It is very nice to have a very experienced deep learning practitioner showing you the "magic" of making DNN works. That is usually passed from Professor to graduate student, but is available here now.
While the information from this course was awesome I would've liked some hand on projects to get the information running. Nonetheless, the two simulation task were the best (more would've been neat!).
By Mayur S•
The course material can be clubbed with existing courses. It would have been much more meaningful with some examples and hands-on assignments
By Rindra R•
Covered important topics and real-world project considerations. However, the content and assignments are too short to make it a full course.
By Daniel K•
This time it was not that well-structured than the previous courses. I thought we would learn how to structure step by step an ML project.
By José G•
Lots of information, few knowledge
Change name to "Struc. Deep Learning Projects", all other forms of ML not considered, specially for P2.
By Eric K•
Too much similar material to the prior course, and only two simple quizzes, no hands-on programming assignments like in earlier courses.
By Eric M•
A fundamentally very good course with a few technical gltiches that can be easily corrected and some confusing elements to be clarified.
By Bongsang K•
I think this lecture is important for every research scientist. However, there was no programming examples so I was confused sometimes.
By Michael L•
No programming assignments or labs, so too much theory, and too little chance to put same into practice. Not a good value for my money.
By Max S•
Still good but getting much sloppier. Bad editing of the videos, some exercises plain wrong and staff not reacting to forum posts, etc.
By Xiang L•
This session might not be very helpful for people from different backgrounds such as non-industral level application of deep learning.
By Lars L•
Course materials need some cleanup. Were a number of audio blips, in the video. Material was good but just didn't seem as polished.
By Nitin S•
Decent learning. Though quite some stuff, I felt as repetitive and obvious.
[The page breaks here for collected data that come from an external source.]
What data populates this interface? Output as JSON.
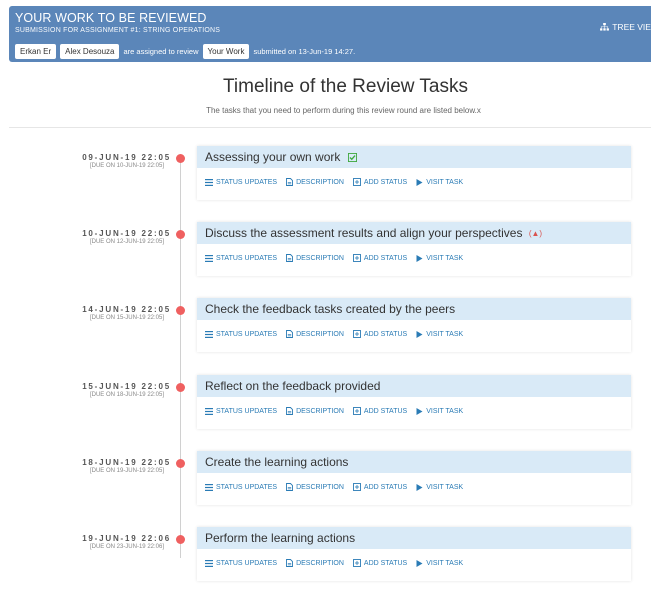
{
  "header": {
    "title": "YOUR WORK TO BE REVIEWED",
    "subtitle": "SUBMISSION FOR ASSIGNMENT #1: STRING OPERATIONS",
    "reviewer_1": "Erkan Er",
    "reviewer_2": "Alex Desouza",
    "assigned_text": "are assigned to review",
    "your_work": "Your Work",
    "submitted_text": "submitted on 13-Jun-19 14:27.",
    "tree_view": "TREE VIEW"
  },
  "page": {
    "title": "Timeline of the Review Tasks",
    "subtitle": "The tasks that you need to perform during this review round are listed below.x"
  },
  "actions": {
    "status_updates": "STATUS UPDATES",
    "description": "DESCRIPTION",
    "add_status": "ADD STATUS",
    "visit_task": "VISIT TASK"
  },
  "tasks": [
    {
      "date": "09-JUN-19 22:05",
      "due": "[DUE ON 10-JUN-19 22:05]",
      "title": "Assessing your own work",
      "status": "done"
    },
    {
      "date": "10-JUN-19 22:05",
      "due": "[DUE ON 12-JUN-19 22:05]",
      "title": "Discuss the assessment results and align your perspectives",
      "status": "alert"
    },
    {
      "date": "14-JUN-19 22:05",
      "due": "[DUE ON 15-JUN-19 22:05]",
      "title": "Check the feedback tasks created by the peers",
      "status": ""
    },
    {
      "date": "15-JUN-19 22:05",
      "due": "[DUE ON 18-JUN-19 22:05]",
      "title": "Reflect on the feedback provided",
      "status": ""
    },
    {
      "date": "18-JUN-19 22:05",
      "due": "[DUE ON 19-JUN-19 22:05]",
      "title": "Create the learning actions",
      "status": ""
    },
    {
      "date": "19-JUN-19 22:06",
      "due": "[DUE ON 23-JUN-19 22:06]",
      "title": "Perform the learning actions",
      "status": ""
    }
  ],
  "colors": {
    "header_bg": "#5b86b9",
    "card_title_bg": "#d9eaf7",
    "dot": "#ef6060",
    "link": "#2a7bb5",
    "done_icon": "#3ea83e",
    "alert_icon": "#d9534f"
  },
  "icons": {
    "tree_view": "sitemap-icon",
    "status_updates": "list-icon",
    "description": "file-icon",
    "add_status": "plus-square-icon",
    "visit_task": "play-icon",
    "done": "check-square-icon",
    "alert": "warning-icon"
  }
}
I wish there was some programming exposure as well here
By Taavi K•
Too short on its own (took half a day to go through the whole thing), could have been combined with Course 2 of the specialization.
By Jean-Michel P•
I feel like this course should be broken down and included in the other courses to get better context within these other courses.
By sai r t•
this session was good it would be more better if they provided the code of them..so that we could be abke to learn more from them
By Denys G•
Felt a bit rushed, each video was full of good tips but personally I think each video should have been a jupyternotebook instead.
By Massimo A•
More theoretical than the other courses in the specialisation but still very high quality.
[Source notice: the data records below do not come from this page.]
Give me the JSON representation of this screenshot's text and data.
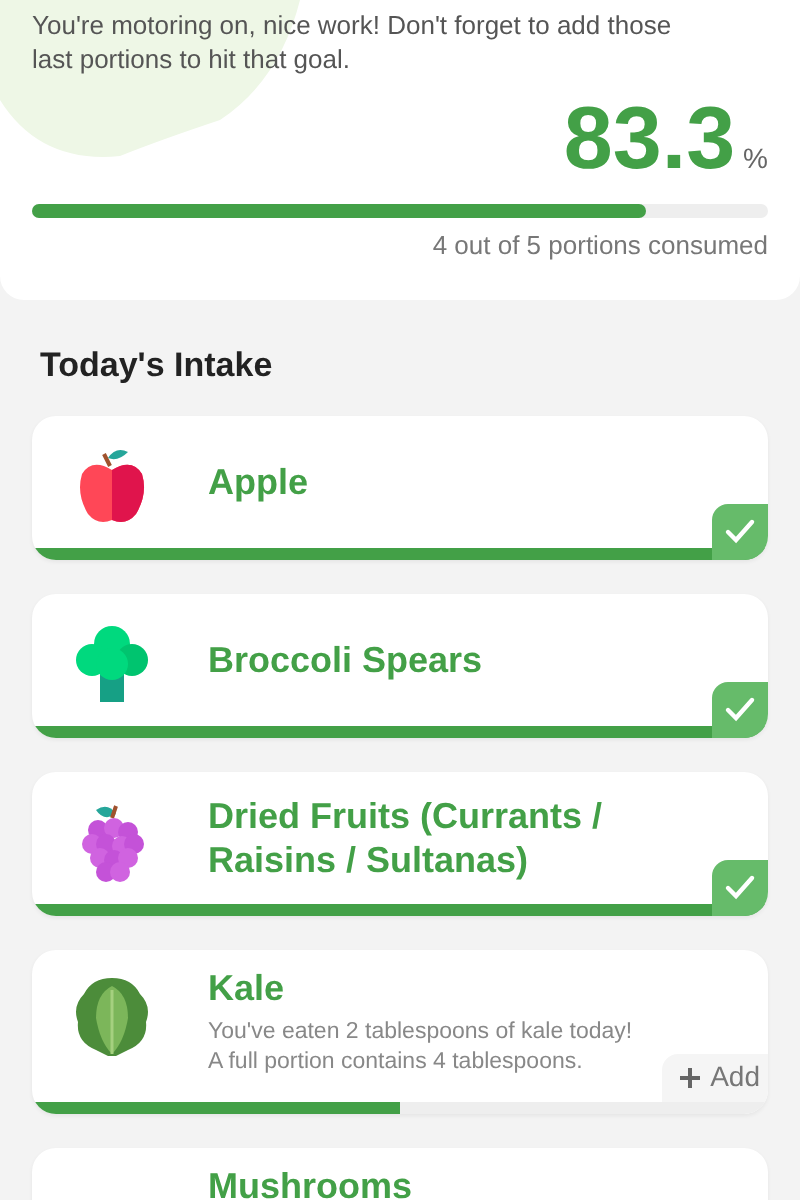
{
  "summary": {
    "message": "You're motoring on, nice work! Don't forget to add those last portions to hit that goal.",
    "percent": "83.3",
    "unit": "%",
    "level": 0.833,
    "caption": "4 out of 5 portions consumed"
  },
  "section_title": "Today's Intake",
  "items": [
    {
      "name": "Apple",
      "checked": true,
      "level": 1
    },
    {
      "name": "Broccoli Spears",
      "checked": true,
      "level": 1
    },
    {
      "name": "Dried Fruits (Currants / Raisins / Sultanas)",
      "checked": true,
      "level": 1
    },
    {
      "name": "Kale",
      "note": "You've eaten 2 tablespoons of kale today! A full portion contains 4 tablespoons.",
      "checked": false,
      "level": 0.5,
      "action": "Add"
    },
    {
      "name": "Mushrooms"
    }
  ]
}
Short but with a lot of information.
By David P•
Not nearly as good as the first two courses. These two weeks should probably be added into the second course at some point...
By Oliver O•
Would like more applied discussion and for it to be Longer. In particular I would like to see a discussion on class imbalance.
By Shuai W•
The content of this course is a bit too little for me.
However, it provides useful guidance for my projects. Much appreciated!
By Gary S•
Not nearly as valuable as the first Deep Learning course. And the questions posed in the quizzes seemed far more subjective.
By Pejman M•
Programming practices with TensorFlow should have continued in this course. Unfortunately, these two weeks were all talking.
By Nithin V•
Need more quizzes, assignments to deepen the understanding, But otherwise thank you Andrew Ng for presenting this material
By Panos K•
The pace of the first part of the course was too slow. The second part (from Transfer learning onwards) was much better.